Laïla Mestari is a Moroccan-born artist based in Montréal, Canada, working across textiles, drawing, video, and print media. Anchored in collage and assemblage, Mestari’s practice explores cultural and material hybridity, rerooting, and expressions of Québécois and Maghrebi identity through surreal compositions of domestic objects, cultural icons, displaced figures, and elements of the land. Mestari holds an MFA from the School of the Art Institute of Chicago, where she received the Joan Livingstone Merit Scholarship, and has exhibited at venues including the UCLA New Wight Biennial, John David Mooney Foundation, Images Festival, Espacio Pinea, VU, Dazibao, Projet Casa, Art Mûr, and La Centrale Galerie Powerhouse. Her work is held in the collections of the Musée d’art contemporain de Montréal, the Musée national des beaux-arts du Québec, and the Canada Council Art Bank.

Justin Ming Yong is a Toronto-based artist whose quiltmaking practice explores an unconventional, modern approach to this art form. In 2023, Yong had a solo exhibition at the National Quilt Museum, Paducah, KY and he was part of group shows at Cambridge Art Galleries, the Art Gallery of Guelph and the Plumb, Toronto. His recent press includes features in The Globe and Mail, Designlinesmagazine, Insight magazine by Sotheby’s, Sharp magazine, Toronto Life, and Canadian Quilter. He has been invited to host workshops with numerous quilt guilds and was a guest panelist during Toronto Design Week at the Ace Hotel.

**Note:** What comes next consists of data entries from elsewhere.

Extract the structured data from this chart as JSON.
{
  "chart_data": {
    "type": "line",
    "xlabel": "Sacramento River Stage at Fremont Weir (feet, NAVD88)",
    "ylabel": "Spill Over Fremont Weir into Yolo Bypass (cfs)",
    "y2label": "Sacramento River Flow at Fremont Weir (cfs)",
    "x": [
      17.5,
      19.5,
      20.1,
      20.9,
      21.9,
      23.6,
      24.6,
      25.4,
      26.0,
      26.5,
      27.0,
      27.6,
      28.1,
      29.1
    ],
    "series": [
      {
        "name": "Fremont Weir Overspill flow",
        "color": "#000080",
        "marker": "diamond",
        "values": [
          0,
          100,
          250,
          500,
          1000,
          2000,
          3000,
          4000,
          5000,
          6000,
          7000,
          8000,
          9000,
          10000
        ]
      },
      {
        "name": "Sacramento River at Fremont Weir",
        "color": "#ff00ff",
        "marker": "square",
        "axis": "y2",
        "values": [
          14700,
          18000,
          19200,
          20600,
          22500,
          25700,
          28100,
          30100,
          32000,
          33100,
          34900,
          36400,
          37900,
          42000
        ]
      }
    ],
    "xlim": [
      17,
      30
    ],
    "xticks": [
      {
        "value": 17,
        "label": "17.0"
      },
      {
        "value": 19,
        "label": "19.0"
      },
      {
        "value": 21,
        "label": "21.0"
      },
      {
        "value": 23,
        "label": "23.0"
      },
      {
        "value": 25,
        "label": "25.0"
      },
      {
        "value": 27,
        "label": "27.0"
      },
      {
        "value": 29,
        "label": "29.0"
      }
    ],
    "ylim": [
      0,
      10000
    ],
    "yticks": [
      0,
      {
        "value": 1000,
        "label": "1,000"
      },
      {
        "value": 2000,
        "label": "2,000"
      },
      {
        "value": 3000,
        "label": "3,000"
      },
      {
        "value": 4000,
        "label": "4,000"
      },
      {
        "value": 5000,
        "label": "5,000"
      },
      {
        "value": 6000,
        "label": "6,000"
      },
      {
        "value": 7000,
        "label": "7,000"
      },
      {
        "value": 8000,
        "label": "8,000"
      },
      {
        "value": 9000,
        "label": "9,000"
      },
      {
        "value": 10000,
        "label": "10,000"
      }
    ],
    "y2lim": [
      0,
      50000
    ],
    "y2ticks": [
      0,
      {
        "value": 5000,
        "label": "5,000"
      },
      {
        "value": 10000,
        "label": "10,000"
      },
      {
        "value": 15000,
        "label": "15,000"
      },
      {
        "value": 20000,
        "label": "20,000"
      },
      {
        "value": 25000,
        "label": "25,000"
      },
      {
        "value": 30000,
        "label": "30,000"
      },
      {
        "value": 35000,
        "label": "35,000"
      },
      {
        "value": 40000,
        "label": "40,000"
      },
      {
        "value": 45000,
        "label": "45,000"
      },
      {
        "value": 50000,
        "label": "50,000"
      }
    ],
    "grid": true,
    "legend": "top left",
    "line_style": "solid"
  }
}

Jess Riva Cooper is a Toronto-based multidisciplinary artist working across clay, drawing, found materials, sculpture, and installation. Her practice explores mythology, ecology, transformation, and the relationship between human and botanical forms, creating hybrid structures that evoke vulnerability, persistence, growth, decay, and renewal. Cooper holds a BFA from the Nova Scotia College of Art and Design and an MFA in Ceramics from the Rhode Island School of Design. Her work has been shaped by residencies at Medalta, the Archie Bray Foundation, Lillstreet Art Center, and the John Michael Kohler Arts/Industry Program, and has been exhibited internationally at venues including the Gardiner Museum in Toronto and Cynthia Corbett Gallery in London.

Swapnaa Tamhane is a Toronto-born, Montréal-based artist working across drawing, handmade paper, textiles, and the material histories of cotton and jute. Her practice engages feminist histories in India and the South Asian diaspora through art-making, curatorial research, and material culture. Tamhane holds an MFA in Fibres & Material Practices from Concordia University and has exhibited at venues including Green Art Gallery, Nature Morte, articule, Sculpture Park Jaipur, the Victoria & Albert Museum Dundee, the Royal Ontario Museum, and Surrey Art Gallery. She was shortlisted for the 2025 Sobey Art Award and is the Mittal Institute’s 2026 South Asian Arts Fellow at Harvard University.